After a top-down, insightful presentation of the elements of mesoscopic devices and transport theory, a computational technique which treats multiterminal structures of arbitrary geometry and topology is developed. The method relies on the modular assembly of the electronic propagators of subsystems which are inter- or intra-connected providing large flexibility in system setups combined with high computational efficiency. Conductance control is first demonstrated for elongated quantum billiards and arrays thereof where a weak magnetic field tunes the current by phase modulation of interfering lead-coupled states geometrically separated from confined states.
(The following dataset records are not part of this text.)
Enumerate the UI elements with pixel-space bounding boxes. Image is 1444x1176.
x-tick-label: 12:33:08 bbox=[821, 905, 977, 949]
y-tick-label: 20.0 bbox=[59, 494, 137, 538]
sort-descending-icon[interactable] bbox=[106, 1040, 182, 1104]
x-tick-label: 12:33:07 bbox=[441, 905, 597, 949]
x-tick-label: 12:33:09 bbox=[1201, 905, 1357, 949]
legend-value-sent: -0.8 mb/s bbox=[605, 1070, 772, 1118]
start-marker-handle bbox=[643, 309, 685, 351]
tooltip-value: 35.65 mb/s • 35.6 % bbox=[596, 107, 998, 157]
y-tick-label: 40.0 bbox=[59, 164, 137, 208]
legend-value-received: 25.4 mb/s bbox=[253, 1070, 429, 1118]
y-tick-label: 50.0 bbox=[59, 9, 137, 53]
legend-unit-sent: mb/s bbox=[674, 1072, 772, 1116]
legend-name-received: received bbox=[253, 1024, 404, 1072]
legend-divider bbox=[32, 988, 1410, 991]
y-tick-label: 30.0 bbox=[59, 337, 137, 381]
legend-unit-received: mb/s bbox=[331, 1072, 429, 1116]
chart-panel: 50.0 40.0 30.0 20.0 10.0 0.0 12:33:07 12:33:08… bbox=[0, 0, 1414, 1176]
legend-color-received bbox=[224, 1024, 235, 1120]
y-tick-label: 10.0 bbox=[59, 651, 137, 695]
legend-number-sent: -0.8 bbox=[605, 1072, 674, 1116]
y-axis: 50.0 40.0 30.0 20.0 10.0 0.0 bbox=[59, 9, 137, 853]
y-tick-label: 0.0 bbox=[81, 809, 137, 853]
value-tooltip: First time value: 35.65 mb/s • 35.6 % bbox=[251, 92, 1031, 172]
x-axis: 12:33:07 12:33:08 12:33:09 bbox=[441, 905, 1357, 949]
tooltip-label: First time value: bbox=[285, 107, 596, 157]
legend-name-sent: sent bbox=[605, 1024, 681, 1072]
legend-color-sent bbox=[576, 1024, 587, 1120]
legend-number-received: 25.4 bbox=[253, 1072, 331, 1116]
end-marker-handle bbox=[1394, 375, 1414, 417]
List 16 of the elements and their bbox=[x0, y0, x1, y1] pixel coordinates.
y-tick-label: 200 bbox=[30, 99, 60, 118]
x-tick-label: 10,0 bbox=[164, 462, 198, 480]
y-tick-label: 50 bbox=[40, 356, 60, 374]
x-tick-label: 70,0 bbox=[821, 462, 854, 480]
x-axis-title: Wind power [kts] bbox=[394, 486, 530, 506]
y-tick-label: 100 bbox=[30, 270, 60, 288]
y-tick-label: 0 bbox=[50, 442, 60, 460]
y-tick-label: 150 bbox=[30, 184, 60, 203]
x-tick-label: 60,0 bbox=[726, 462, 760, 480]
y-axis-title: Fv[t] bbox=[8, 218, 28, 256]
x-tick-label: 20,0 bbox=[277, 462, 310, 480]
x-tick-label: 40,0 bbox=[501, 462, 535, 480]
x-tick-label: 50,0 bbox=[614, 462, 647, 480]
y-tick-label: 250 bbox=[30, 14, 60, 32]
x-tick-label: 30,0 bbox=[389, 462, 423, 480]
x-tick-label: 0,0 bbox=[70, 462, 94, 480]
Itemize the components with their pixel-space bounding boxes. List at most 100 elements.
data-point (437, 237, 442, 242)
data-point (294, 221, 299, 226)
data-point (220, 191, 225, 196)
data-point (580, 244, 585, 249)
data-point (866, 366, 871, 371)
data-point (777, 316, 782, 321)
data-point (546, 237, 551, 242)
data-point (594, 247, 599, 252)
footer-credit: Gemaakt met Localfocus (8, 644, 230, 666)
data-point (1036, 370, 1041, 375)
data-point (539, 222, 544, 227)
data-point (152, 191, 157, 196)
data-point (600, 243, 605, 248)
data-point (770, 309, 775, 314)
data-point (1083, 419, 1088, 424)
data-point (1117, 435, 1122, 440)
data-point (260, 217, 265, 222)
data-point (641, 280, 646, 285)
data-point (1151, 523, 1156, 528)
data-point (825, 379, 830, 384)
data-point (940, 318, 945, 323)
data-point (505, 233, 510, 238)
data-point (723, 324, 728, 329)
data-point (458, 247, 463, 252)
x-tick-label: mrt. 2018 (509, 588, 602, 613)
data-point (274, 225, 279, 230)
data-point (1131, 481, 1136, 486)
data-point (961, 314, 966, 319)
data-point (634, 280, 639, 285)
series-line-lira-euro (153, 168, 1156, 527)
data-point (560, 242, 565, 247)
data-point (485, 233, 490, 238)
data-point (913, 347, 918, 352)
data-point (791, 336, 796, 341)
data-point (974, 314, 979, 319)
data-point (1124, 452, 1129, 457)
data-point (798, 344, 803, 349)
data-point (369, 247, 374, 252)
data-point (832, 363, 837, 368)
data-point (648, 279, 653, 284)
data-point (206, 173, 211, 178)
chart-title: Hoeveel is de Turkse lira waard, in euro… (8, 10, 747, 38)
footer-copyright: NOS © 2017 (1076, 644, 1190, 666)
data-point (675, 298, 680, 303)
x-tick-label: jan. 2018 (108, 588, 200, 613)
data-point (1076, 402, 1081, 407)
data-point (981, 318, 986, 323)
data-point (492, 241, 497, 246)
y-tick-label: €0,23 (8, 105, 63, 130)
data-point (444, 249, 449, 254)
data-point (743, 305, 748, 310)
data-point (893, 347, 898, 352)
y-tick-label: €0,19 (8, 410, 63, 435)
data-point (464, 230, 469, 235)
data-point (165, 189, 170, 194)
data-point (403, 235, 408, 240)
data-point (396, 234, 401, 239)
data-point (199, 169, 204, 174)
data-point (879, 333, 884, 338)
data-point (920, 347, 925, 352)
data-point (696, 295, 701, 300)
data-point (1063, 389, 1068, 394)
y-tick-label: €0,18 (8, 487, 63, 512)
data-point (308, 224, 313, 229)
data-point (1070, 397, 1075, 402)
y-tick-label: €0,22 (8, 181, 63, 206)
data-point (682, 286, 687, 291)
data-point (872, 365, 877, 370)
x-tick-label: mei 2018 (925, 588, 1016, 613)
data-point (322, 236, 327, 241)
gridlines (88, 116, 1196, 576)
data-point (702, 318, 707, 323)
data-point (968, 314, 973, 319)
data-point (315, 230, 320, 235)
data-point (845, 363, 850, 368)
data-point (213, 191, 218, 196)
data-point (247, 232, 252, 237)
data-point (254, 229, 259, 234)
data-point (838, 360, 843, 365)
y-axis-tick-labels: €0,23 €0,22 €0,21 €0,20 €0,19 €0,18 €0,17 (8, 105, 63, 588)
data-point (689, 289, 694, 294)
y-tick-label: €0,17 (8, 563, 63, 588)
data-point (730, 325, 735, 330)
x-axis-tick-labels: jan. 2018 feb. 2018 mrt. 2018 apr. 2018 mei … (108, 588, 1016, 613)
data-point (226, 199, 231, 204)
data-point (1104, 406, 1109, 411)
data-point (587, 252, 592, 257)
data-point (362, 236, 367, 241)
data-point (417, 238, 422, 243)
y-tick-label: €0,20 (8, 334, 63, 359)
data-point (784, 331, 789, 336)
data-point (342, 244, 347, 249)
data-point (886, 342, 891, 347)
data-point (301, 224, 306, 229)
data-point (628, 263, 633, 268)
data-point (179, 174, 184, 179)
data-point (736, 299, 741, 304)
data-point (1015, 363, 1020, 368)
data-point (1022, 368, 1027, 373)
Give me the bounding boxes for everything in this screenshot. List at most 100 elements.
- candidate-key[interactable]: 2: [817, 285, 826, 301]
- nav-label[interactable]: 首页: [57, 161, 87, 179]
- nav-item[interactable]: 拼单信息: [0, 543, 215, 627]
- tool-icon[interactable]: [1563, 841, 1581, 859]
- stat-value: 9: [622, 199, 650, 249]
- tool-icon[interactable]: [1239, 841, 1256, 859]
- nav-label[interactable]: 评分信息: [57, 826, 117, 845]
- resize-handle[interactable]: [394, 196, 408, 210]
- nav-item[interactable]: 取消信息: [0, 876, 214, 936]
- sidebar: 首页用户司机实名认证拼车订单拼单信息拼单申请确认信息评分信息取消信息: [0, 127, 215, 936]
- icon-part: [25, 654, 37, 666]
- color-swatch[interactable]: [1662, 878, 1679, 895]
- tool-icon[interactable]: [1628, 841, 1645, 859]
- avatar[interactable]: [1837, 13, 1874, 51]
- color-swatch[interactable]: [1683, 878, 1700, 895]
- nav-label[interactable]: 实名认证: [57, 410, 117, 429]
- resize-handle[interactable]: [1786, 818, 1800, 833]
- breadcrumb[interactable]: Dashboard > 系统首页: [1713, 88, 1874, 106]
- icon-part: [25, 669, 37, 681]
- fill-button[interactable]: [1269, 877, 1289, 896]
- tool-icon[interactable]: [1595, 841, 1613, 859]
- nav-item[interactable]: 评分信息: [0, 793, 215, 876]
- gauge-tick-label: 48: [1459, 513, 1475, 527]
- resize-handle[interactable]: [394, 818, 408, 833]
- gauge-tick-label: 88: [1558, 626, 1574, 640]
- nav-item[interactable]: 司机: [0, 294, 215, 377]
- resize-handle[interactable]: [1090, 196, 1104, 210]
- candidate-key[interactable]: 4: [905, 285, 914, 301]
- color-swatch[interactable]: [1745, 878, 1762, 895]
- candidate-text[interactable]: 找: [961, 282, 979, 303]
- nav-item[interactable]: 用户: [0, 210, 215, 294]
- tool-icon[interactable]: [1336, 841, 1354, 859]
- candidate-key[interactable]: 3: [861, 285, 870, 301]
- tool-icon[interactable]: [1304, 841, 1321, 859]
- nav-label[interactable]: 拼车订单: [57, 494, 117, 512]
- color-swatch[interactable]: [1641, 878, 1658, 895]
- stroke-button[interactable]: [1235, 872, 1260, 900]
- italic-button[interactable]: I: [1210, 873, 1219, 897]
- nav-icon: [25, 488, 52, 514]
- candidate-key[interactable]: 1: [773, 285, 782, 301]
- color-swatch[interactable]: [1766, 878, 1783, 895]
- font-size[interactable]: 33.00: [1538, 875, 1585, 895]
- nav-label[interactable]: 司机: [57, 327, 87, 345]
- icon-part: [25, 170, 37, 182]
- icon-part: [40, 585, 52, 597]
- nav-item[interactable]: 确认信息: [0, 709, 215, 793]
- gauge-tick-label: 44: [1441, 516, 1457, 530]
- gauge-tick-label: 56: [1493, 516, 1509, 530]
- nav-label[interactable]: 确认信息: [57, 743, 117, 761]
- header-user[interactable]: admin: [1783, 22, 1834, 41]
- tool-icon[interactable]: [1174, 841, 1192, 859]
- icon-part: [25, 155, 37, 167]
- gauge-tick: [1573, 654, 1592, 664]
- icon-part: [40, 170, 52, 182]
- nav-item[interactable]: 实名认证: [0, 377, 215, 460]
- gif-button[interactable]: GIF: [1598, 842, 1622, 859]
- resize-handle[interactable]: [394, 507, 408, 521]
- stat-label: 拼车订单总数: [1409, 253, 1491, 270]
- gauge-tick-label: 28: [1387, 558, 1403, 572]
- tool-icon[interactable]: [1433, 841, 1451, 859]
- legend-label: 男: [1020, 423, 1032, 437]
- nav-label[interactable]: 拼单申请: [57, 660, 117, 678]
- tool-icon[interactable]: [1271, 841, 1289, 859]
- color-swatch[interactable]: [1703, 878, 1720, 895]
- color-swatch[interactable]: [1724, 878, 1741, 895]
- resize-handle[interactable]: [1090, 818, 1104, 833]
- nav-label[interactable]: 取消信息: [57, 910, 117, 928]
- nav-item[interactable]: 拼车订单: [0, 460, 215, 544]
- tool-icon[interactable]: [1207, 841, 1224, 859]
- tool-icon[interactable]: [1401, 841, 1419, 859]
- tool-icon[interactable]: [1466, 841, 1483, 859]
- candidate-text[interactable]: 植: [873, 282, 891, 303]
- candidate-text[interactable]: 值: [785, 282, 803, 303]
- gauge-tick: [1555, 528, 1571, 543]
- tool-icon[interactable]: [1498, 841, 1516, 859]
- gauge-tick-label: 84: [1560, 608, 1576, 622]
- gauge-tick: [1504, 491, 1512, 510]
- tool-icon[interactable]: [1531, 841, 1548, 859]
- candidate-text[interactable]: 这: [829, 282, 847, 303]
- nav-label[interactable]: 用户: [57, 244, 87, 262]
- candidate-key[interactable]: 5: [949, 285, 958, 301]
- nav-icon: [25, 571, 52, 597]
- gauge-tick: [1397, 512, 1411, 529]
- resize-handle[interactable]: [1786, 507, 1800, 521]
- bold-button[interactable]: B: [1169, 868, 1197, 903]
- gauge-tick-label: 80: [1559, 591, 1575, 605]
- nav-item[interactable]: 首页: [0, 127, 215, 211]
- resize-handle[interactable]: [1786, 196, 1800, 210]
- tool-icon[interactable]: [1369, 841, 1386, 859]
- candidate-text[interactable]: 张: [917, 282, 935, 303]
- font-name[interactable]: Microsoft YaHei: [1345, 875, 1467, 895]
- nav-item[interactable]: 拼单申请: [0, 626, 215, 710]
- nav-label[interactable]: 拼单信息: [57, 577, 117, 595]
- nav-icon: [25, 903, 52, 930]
Soft-wall potentials are then employed for efficient and robust conductance switching by isolating energy persistent, collimated or magnetically deflected electron paths from Fano resonances. In a multiterminal configuration, the guiding and focusing property of curved boundary sections enables magnetically controlled directional transport with input electron waves flowing exclusively to selected outputs. Together with a comprehensive analysis of characteristic transport features and spatial distributions of scattering states, the results demonstrate the geometrically assisted design of magnetoconductance control elements in the linear response regime.
Autorenporträt
Christian Morfonios studied physics at Athens University and received his Ph. D. at Hamburg University in the field of electronic transport in mesoscopic structures. Having developed an expertise in computational wave transport, his main current focus is the analysis and simulation of mechanisms underlying the control of electronic conductance in nanoscale circuits. Prof. Dr. Peter Schmelcher studied physics at the University of Heidelberg and did his PhD in 1990 at the Institute for Physical Chemistry. He did his Habilitation at the University of Heidelberg after a postdoctoral research period at the University of California Santa Barbara. Since 2010 he is full professor for Theoretical Physics at the University of Hamburg and is the head of the research group 'Fundamental Processes in Quantum Physics' at the Centre for Optical Quantum Technologies.